Gerindra memiliki opsi mengusung Dedy Mizwar dan Mulyadi. Dedy Mizwar memiliki peluang lebih besar untuk diusung oleh Gerindra. Di Poros ini pasangan yang moderat di usung yaitu Dedy Mizwar-Netty Prasetiyani Heryawan. Dedy Mizwar memiliki tingkat popularitas dan elektabilitas yang cukup tinggi.
Poros Ketiga, yaitu Partai Demokrat, dengan kepemilikan 12 kursi DPRD, Partai Demokrat membutuhkan minimal 8 kursi DPR untuk bisa mengusung pasangan kandidat Gubernur dan Wakil Gubernur. Dengan elektabilitas Dede Yusuf sebagai kader Partai Demokrat yang pernah bertarung di Pilgub 2013 lalu, masih memiliki basis massa dan pendukung yang kuat.

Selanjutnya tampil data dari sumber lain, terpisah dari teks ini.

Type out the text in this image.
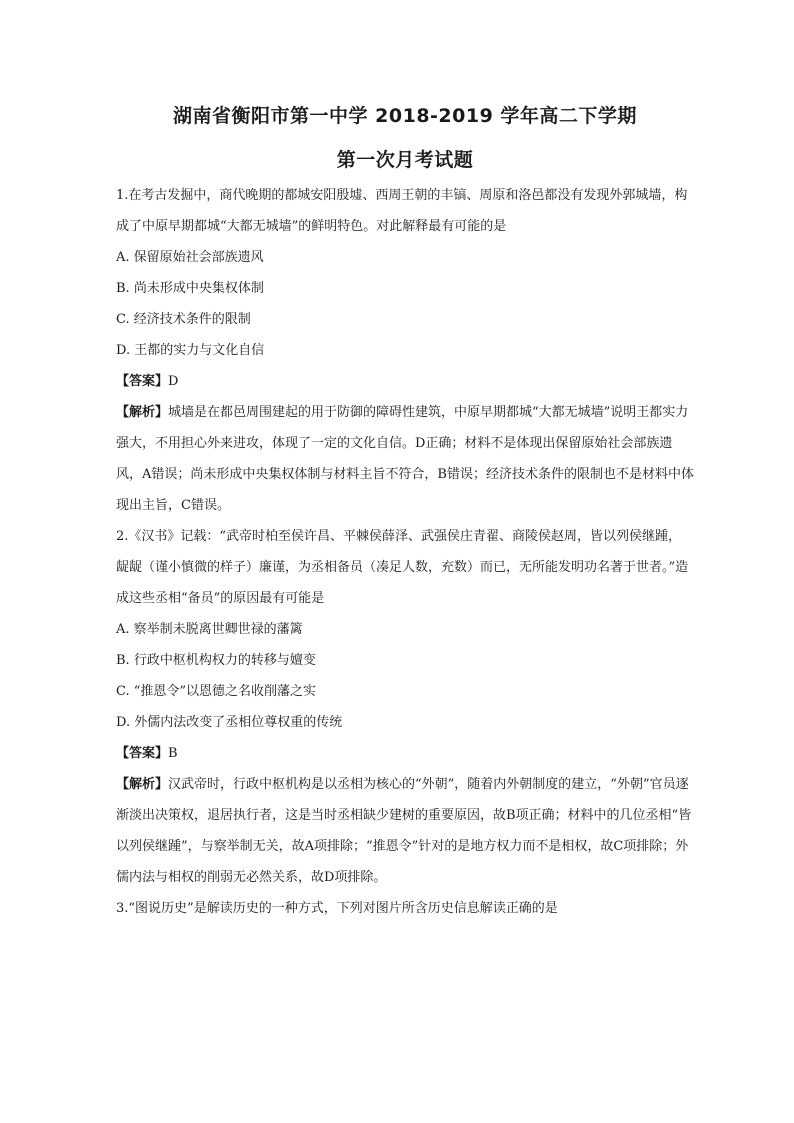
湖南省衡阳市第一中学 2018-2019 学年高二下学期
第一次月考试题

1.在考古发掘中，商代晚期的都城安阳殷墟、西周王朝的丰镐、周原和洛邑都没有发现外郭城墙，构成了中原早期都城“大都无城墙”的鲜明特色。对此解释最有可能的是

A. 保留原始社会部族遗风

B. 尚未形成中央集权体制

C. 经济技术条件的限制

D. 王都的实力与文化自信

【答案】D

【解析】城墙是在都邑周围建起的用于防御的障碍性建筑，中原早期都城“大都无城墙”说明王都实力强大，不用担心外来进攻，体现了一定的文化自信。D正确；材料不是体现出保留原始社会部族遗风，A错误；尚未形成中央集权体制与材料主旨不符合，B错误；经济技术条件的限制也不是材料中体现出主旨，C错误。

2.《汉书》记载：“武帝时柏至侯许昌、平棘侯薛泽、武强侯庄青翟、商陵侯赵周，皆以列侯继踵，龊龊（谨小慎微的样子）廉谨，为丞相备员（凑足人数，充数）而已，无所能发明功名著于世者。”造成这些丞相“备员”的原因最有可能是

A. 察举制未脱离世卿世禄的藩篱

B. 行政中枢机构权力的转移与嬗变

C. “推恩令”以恩德之名收削藩之实

D. 外儒内法改变了丞相位尊权重的传统

【答案】B

【解析】汉武帝时，行政中枢机构是以丞相为核心的“外朝”，随着内外朝制度的建立，“外朝”官员逐渐淡出决策权，退居执行者，这是当时丞相缺少建树的重要原因，故B项正确；材料中的几位丞相“皆以列侯继踵”，与察举制无关，故A项排除；“推恩令”针对的是地方权力而不是相权，故C项排除；外儒内法与相权的削弱无必然关系，故D项排除。

3.“图说历史”是解读历史的一种方式，下列对图片所含历史信息解读正确的是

Opsi koalisi Partai Demokrat yaitu dengan PPP dengan 9 kursi dan PKB dengan 7 kursi. PPP masih menghadapi permasalahan internal partai, walau UU Ruzanul Ulum sudah mendeklarasikan diri maju di Pilgub 2018. Di sisi lain PKB sudah menawarkan kadernya yaitu Helmy Faishal Zaini untuk dipasangkan dengan kandidat lainnya. Koalisi ini bisa menjadi alternative perlawanan bagi kandidat lainnya. Jawa Barat merupakan Basis kuat PPP dan PKB karena kuatnya Nahdatul Ulama di Jawa Barat.

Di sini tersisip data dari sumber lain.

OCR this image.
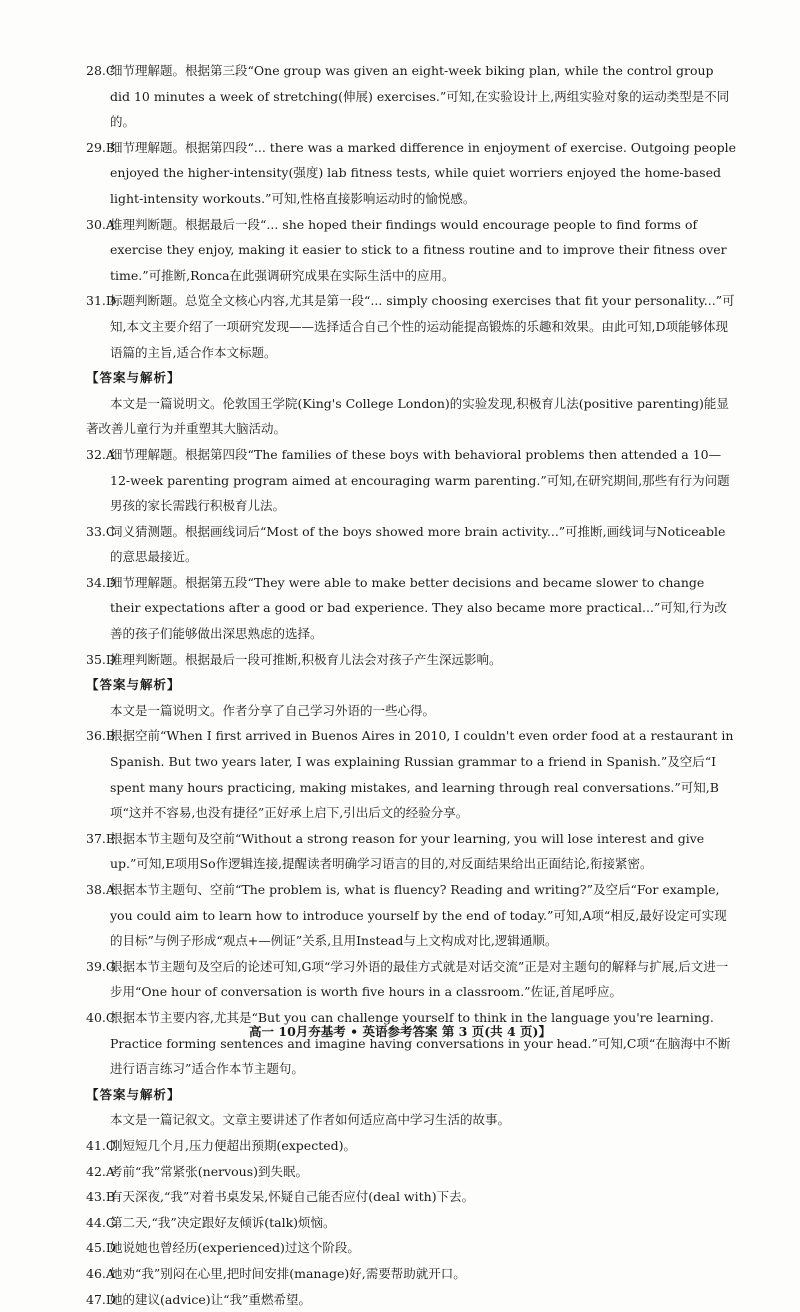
28.C细节理解题。根据第三段“One group was given an eight-week biking plan, while the control group did 10 minutes a week of stretching(伸展) exercises.”可知,在实验设计上,两组实验对象的运动类型是不同的。
29.B细节理解题。根据第四段“... there was a marked difference in enjoyment of exercise. Outgoing people enjoyed the higher-intensity(强度) lab fitness tests, while quiet worriers enjoyed the home-based light-intensity workouts.”可知,性格直接影响运动时的愉悦感。
30.A推理判断题。根据最后一段“... she hoped their findings would encourage people to find forms of exercise they enjoy, making it easier to stick to a fitness routine and to improve their fitness over time.”可推断,Ronca在此强调研究成果在实际生活中的应用。
31.D标题判断题。总览全文核心内容,尤其是第一段“... simply choosing exercises that fit your personality...”可知,本文主要介绍了一项研究发现——选择适合自己个性的运动能提高锻炼的乐趣和效果。由此可知,D项能够体现语篇的主旨,适合作本文标题。
【答案与解析】
本文是一篇说明文。伦敦国王学院(King's College London)的实验发现,积极育儿法(positive parenting)能显著改善儿童行为并重塑其大脑活动。
32.A细节理解题。根据第四段“The families of these boys with behavioral problems then attended a 10—12-week parenting program aimed at encouraging warm parenting.”可知,在研究期间,那些有行为问题男孩的家长需践行积极育儿法。
33.C词义猜测题。根据画线词后“Most of the boys showed more brain activity...”可推断,画线词与Noticeable的意思最接近。
34.D细节理解题。根据第五段“They were able to make better decisions and became slower to change their expectations after a good or bad experience. They also became more practical...”可知,行为改善的孩子们能够做出深思熟虑的选择。
35.D推理判断题。根据最后一段可推断,积极育儿法会对孩子产生深远影响。
【答案与解析】
本文是一篇说明文。作者分享了自己学习外语的一些心得。
36.B根据空前“When I first arrived in Buenos Aires in 2010, I couldn't even order food at a restaurant in Spanish. But two years later, I was explaining Russian grammar to a friend in Spanish.”及空后“I spent many hours practicing, making mistakes, and learning through real conversations.”可知,B项“这并不容易,也没有捷径”正好承上启下,引出后文的经验分享。
37.E根据本节主题句及空前“Without a strong reason for your learning, you will lose interest and give up.”可知,E项用So作逻辑连接,提醒读者明确学习语言的目的,对反面结果给出正面结论,衔接紧密。
38.A根据本节主题句、空前“The problem is, what is fluency? Reading and writing?”及空后“For example, you could aim to learn how to introduce yourself by the end of today.”可知,A项“相反,最好设定可实现的目标”与例子形成“观点+—例证”关系,且用Instead与上文构成对比,逻辑通顺。
39.G根据本节主题句及空后的论述可知,G项“学习外语的最佳方式就是对话交流”正是对主题句的解释与扩展,后文进一步用“One hour of conversation is worth five hours in a classroom.”佐证,首尾呼应。
40.C根据本节主要内容,尤其是“But you can challenge yourself to think in the language you're learning. Practice forming sentences and imagine having conversations in your head.”可知,C项“在脑海中不断进行语言练习”适合作本节主题句。
【答案与解析】
本文是一篇记叙文。文章主要讲述了作者如何适应高中学习生活的故事。
41.C刚短短几个月,压力便超出预期(expected)。
42.A考前“我”常紧张(nervous)到失眠。
43.B有天深夜,“我”对着书桌发呆,怀疑自己能否应付(deal with)下去。
44.C第二天,“我”决定跟好友倾诉(talk)烦恼。
45.D她说她也曾经历(experienced)过这个阶段。
46.A她劝“我”别闷在心里,把时间安排(manage)好,需要帮助就开口。
47.D她的建议(advice)让“我”重燃希望。
高一 10月夯基考 • 英语参考答案 第 3 页(共 4 页)】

Poros Keempat yaitu Partai Golkar dengan 17 kursi DPRD hanya membutuhkan minimal 3 kursi tambahan untuk bisa mengusung Dedi Mulyadi yang sudah dipastikan maju dalam kontestasi di 2018 nanti. Salah satu alternatif parpol yang memungkinkan di gandeng sebagai partner koalisi adalah PAN. PAN memiliki tokoh yang cukup mumpuni yaitu Bima Arya Sugiarto (walikota bogor). PAN memiliki 4 kursi DPRD sehingga koalisi dengan Golkar menjadi pilihan menarik karena dua kandidat dari masing-masing parpol memiliki modal popularitas dan elektabilitas yang baik.

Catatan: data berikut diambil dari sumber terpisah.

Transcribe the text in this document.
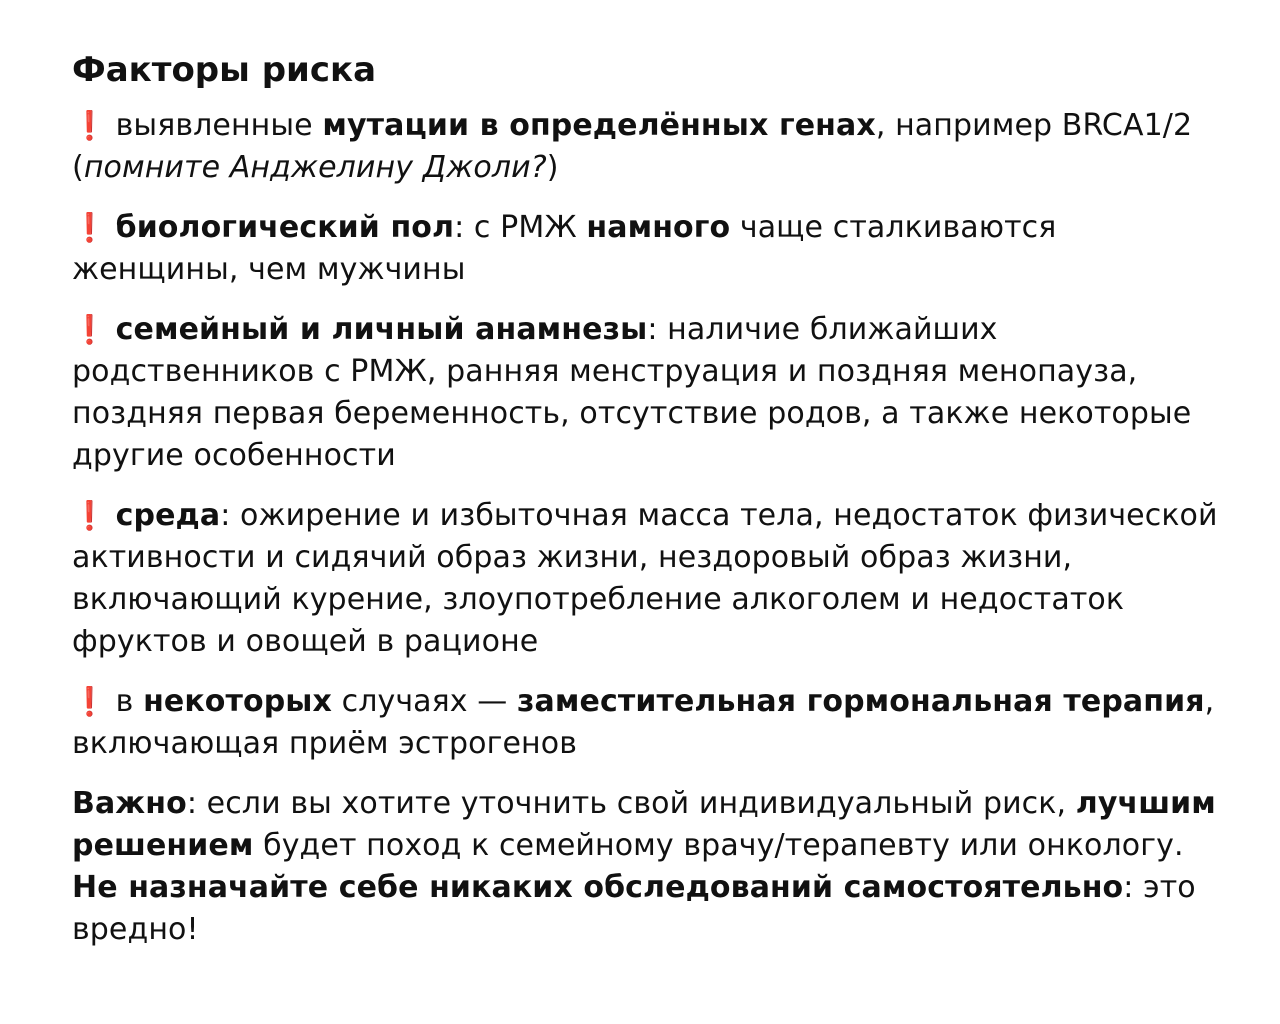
Факторы риска
❗ выявленные мутации в определённых генах, например BRCA1/2 (помните Анджелину Джоли?)
❗ биологический пол: с РМЖ намного чаще сталкиваются женщины, чем мужчины
❗ семейный и личный анамнезы: наличие ближайших родственников с РМЖ, ранняя менструация и поздняя менопауза, поздняя первая беременность, отсутствие родов, а также некоторые другие особенности
❗ среда: ожирение и избыточная масса тела, недостаток физической активности и сидячий образ жизни, нездоровый образ жизни, включающий курение, злоупотребление алкоголем и недостаток фруктов и овощей в рационе
❗ в некоторых случаях — заместительная гормональная терапия, включающая приём эстрогенов
Важно: если вы хотите уточнить свой индивидуальный риск, лучшим решением будет поход к семейному врачу/терапевту или онкологу. Не назначайте себе никаких обследований самостоятельно: это вредно!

Lalu bagaimana nasib Ridwan Kamil dengan Partai Nasdem-nya? Ridwan Kamil sudah memiliki modal elektabilitas yang tinggi dalam kontestasi pilgub Jabar 2018. Di sisi lain, Partai Nasdem hanya memiliki 5 Kursi DPRD, jika PKB dan hanura setuju dengan koalisi ini pun masih belum cukup untuk mengusung Ridwan Kamil sebagai Gubernur Jawa Barat. Opsi yang memungkinkan adalah dengan maju sebagai independen tapi tetap di dukung 3 partai tersebut.
Opsi-opsi pilihan koalisi tersebut tentunya akan berubah seiring konstelasi politik sebelum pendaftaran pasangan calon. Salah satu key parpol dalam perubahan konstelasi adalah PDIP dan Partai Golkar. Jika PDIP bersukarela mengusung Ridwan Kamil bersama Nasdem, PKB, dan Hanura, akan menjadi pertarungan menarik di Jawa Barat. Partai-Partai ini sebelumnya sudah bersatu di DKI Jakarta, walaupun pertimbangan strategi membuat mereka harus berfikir keras membuat differensiasi dari Pilgub Jabar 2018.
Pada Akhirnya Politik harus berorientasi pada kesejahteraan, keamanan dan kenyamanan hidup Rakyat khususnya Jawa Barat. Semakin banyak pasangan calon yang berkualitas, rakyat semakin rasional dan pintar memilih pilihan berdasarkan. Program dan Janji Politik harus menjadi fokus tawaran kandidat. Transaksi politik dengan rakyat harus dikedepankan demi kemajuan Jawa Barat.